Luiz Flávio Borges D´Urso — A vontade de chegar à presidência da OAB-SP começou na faculdade. Durante os cinco anos de curso, participei de todas palestras promovidas pela OAB. Comecei a conhecer a Ordem, embora de forma distante e acalentar o sonho de chegar à presidência. Sabia que era um projeto sem prazo determinado, mas trabalhei para isso e cheguei lá antes do que esperava. É uma satisfação poder exercer essa atividade. Já na presidência, chamei todos os que disputaram a eleição comigo para vir trabalhar na Ordem. Muitos vieram. Acabou o embate do período eleitoral, a classe é uma só.

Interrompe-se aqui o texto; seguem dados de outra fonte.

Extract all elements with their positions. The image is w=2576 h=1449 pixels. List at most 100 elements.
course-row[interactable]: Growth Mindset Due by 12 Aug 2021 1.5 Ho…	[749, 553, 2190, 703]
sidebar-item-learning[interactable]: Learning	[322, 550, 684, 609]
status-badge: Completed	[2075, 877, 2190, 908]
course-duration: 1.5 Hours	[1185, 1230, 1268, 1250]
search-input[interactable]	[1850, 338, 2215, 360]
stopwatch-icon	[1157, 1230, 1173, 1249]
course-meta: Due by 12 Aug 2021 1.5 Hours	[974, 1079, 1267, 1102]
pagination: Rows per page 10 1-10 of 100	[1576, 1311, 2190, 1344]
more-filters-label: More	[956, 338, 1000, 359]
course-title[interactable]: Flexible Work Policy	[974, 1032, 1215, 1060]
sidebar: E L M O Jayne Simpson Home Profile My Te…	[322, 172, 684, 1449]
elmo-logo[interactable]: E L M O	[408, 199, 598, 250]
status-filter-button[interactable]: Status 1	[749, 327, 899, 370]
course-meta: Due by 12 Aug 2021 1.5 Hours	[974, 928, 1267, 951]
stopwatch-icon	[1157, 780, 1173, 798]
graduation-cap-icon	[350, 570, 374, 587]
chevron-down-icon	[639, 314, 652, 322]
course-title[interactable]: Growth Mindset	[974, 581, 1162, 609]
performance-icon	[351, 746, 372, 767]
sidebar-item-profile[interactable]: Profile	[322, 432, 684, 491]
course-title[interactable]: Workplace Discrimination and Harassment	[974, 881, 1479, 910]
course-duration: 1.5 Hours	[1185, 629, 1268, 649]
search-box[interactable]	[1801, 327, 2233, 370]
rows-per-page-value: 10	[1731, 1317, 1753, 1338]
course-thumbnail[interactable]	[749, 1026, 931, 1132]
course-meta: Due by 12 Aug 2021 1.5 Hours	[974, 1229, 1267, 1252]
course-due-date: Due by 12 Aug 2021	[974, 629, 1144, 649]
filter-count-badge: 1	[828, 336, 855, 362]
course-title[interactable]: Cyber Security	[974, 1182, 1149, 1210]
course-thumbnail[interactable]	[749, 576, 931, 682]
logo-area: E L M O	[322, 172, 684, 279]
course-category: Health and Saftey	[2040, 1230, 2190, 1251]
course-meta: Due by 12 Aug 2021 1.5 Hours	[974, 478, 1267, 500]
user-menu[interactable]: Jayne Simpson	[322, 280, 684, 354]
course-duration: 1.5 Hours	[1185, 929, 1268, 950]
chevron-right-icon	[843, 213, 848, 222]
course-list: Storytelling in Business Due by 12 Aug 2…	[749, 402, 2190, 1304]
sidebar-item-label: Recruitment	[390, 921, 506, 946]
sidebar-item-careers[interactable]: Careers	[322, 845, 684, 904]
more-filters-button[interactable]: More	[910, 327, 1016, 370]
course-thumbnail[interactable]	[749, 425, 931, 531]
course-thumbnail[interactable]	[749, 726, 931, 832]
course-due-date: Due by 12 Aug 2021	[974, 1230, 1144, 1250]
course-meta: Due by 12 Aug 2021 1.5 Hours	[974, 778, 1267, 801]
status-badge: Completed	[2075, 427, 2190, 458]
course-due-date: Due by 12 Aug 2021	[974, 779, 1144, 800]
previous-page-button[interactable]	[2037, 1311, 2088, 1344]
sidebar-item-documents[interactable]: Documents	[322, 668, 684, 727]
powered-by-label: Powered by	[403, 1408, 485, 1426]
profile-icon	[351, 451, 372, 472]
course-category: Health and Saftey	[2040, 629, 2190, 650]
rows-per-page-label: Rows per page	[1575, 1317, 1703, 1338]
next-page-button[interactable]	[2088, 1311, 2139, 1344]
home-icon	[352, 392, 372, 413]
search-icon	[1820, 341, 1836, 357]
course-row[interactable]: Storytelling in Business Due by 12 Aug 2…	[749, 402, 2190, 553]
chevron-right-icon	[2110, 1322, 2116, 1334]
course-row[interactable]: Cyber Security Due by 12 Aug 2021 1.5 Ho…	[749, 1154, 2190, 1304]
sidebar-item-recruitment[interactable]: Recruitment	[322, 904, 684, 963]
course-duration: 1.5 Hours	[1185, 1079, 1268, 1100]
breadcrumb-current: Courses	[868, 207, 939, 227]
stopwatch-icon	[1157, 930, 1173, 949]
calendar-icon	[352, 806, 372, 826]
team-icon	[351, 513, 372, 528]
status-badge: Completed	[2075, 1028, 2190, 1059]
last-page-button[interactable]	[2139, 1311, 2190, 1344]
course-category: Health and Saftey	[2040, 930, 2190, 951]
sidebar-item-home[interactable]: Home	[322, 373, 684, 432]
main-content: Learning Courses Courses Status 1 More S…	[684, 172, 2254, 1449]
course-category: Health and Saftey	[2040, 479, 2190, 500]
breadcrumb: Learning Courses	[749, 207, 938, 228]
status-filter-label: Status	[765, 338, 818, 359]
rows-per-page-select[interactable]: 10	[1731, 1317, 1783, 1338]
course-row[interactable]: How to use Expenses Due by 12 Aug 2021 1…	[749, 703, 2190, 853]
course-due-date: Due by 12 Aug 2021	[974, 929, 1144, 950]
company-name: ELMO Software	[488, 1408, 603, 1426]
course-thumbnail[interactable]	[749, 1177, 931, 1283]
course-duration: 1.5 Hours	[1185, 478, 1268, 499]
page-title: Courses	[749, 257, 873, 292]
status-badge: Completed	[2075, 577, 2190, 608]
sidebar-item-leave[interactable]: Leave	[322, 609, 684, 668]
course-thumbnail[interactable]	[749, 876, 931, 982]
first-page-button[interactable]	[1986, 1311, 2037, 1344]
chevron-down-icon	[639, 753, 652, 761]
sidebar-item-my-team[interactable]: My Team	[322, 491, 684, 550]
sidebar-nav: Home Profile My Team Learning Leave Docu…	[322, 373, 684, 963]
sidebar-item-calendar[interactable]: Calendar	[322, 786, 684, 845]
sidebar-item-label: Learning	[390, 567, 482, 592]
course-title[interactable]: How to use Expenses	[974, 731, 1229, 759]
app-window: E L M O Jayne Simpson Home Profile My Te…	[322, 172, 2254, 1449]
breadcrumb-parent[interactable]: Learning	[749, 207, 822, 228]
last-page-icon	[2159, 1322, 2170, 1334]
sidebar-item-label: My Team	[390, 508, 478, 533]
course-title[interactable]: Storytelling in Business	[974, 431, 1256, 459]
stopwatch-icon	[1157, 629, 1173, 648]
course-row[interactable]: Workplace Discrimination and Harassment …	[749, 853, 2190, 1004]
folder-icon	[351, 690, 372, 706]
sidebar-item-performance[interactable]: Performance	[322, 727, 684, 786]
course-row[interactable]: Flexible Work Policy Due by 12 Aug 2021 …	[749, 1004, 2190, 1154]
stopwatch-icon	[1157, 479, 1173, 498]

Essa união é indispensável para instrumentalizar a força da categoria. Todos os compromissos assumidos pela minha chapa foram cumpridos. Até os mais difíceis.
Exposição na mídia
Essa utilização da mídia significa condições de instrumentalizar o peso político da Ordem para mostrar a todos que a OAB está presente, está mobilizada e vai reagir a violações que se levantarem contra a advocacia. É para mostrar, acima de tudo, que a OAB está com a sociedade. Esse é um dos pontos de maior crise: ‘O D´Urso aparece demais, dá muita entrevista’. Criaram até uma expressão: figura midiática. Vou usar cada oportunidade que tiver para falar da advocacia, da OAB na televisão, no rádio, no jornal. O Carlos Miguel Aidar [ex-presidente da OAB-SP] é meu amigo, mas tinha outro perfil. Ele é tímido, não gosta de dar entrevista, prefere não falar. Tenho um estilo diferente. Eu dou entrevista, eu falo, eu me posiciono, eu assumo. E na minha ótica, esse é o papel do presidente, que não pode se omitir. A Ordem precisa falar. Se o presidente não fala porque tem dúvida, porque não gosta, porque é tímido, a Ordem desaparece. Em qualquer mobilização da sociedade aparece a Força Sindical, os médicos, os engenheiros. A OAB não falava, pelo ao menos em São Paulo. Nosso projeto era reinserir a Ordem nesse quadro. Não perdi nenhuma oportunidade.